Dari balik pintu terdengar suara seperti dengusan.
“Kalian selalu berbohong… menipu orang lain… mengkhianati… Itulah sifat kalian.”
“…”
Godhand menundukkan kepalanya.
“Aku minta maaf karena menyembunyikan identitasku sebagai mata-mata, Lilly. Aku benar-benar minta maaf karena melebih-lebihkan cederaku untuk menipumu. Tapi aku bersumpah demi jiwaku, semua yang kita bicarakan malam itu adalah benar.”
“…”
“Lilly, yang paling membuatku menyesal adalah kau, yang dengan enggan membuka hatimu kepada ras kami, telah dilukai olehku sekali lagi.”

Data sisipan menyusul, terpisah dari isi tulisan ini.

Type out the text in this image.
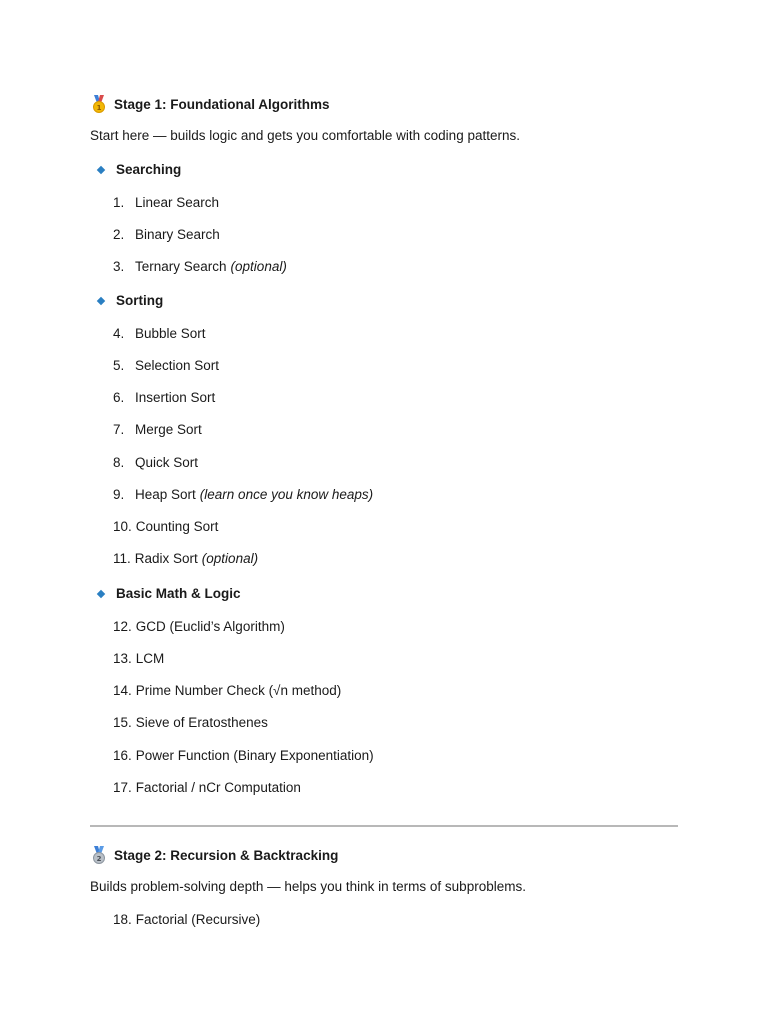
1 Stage 1: Foundational Algorithms
Start here — builds logic and gets you comfortable with coding patterns.
Searching
1. Linear Search
2. Binary Search
3. Ternary Search (optional)
Sorting
4. Bubble Sort
5. Selection Sort
6. Insertion Sort
7. Merge Sort
8. Quick Sort
9. Heap Sort (learn once you know heaps)
10. Counting Sort
11. Radix Sort (optional)
Basic Math & Logic
12. GCD (Euclid’s Algorithm)
13. LCM
14. Prime Number Check (√n method)
15. Sieve of Eratosthenes
16. Power Function (Binary Exponentiation)
17. Factorial / nCr Computation
2 Stage 2: Recursion & Backtracking
Builds problem-solving depth — helps you think in terms of subproblems.
18. Factorial (Recursive)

Godhand dengan hati-hati meletakkan tangannya di pintu.
“Aku tidak memintamu untuk mempercayai kami lagi, atau memaafkanku. Aku hanya… ingin mengatakan aku minta maaf.”
“…”
“Aku benar-benar minta maaf, Lilly.”
Kepada Lilly yang terdiam, Godhand menenangkan napasnya dan berbicara lagi.
“Lilly, aku dan rekan-rekanku akan berangkat menjalankan misi sekarang. Jika aku bisa kembali dengan selamat, aku ingin bertemu langsung denganmu dan meminta maaf.”
“…”
“Kalau begitu, saya pamit.”
Dia membungkuk ke arah pintu yang tertutup rapat, dan Godhand berbalik lalu berjalan pergi dengan langkah menyeret kaki.
Dari kejauhan, Bodybag dan Burnout, yang telah menunggunya, bergabung dengannya.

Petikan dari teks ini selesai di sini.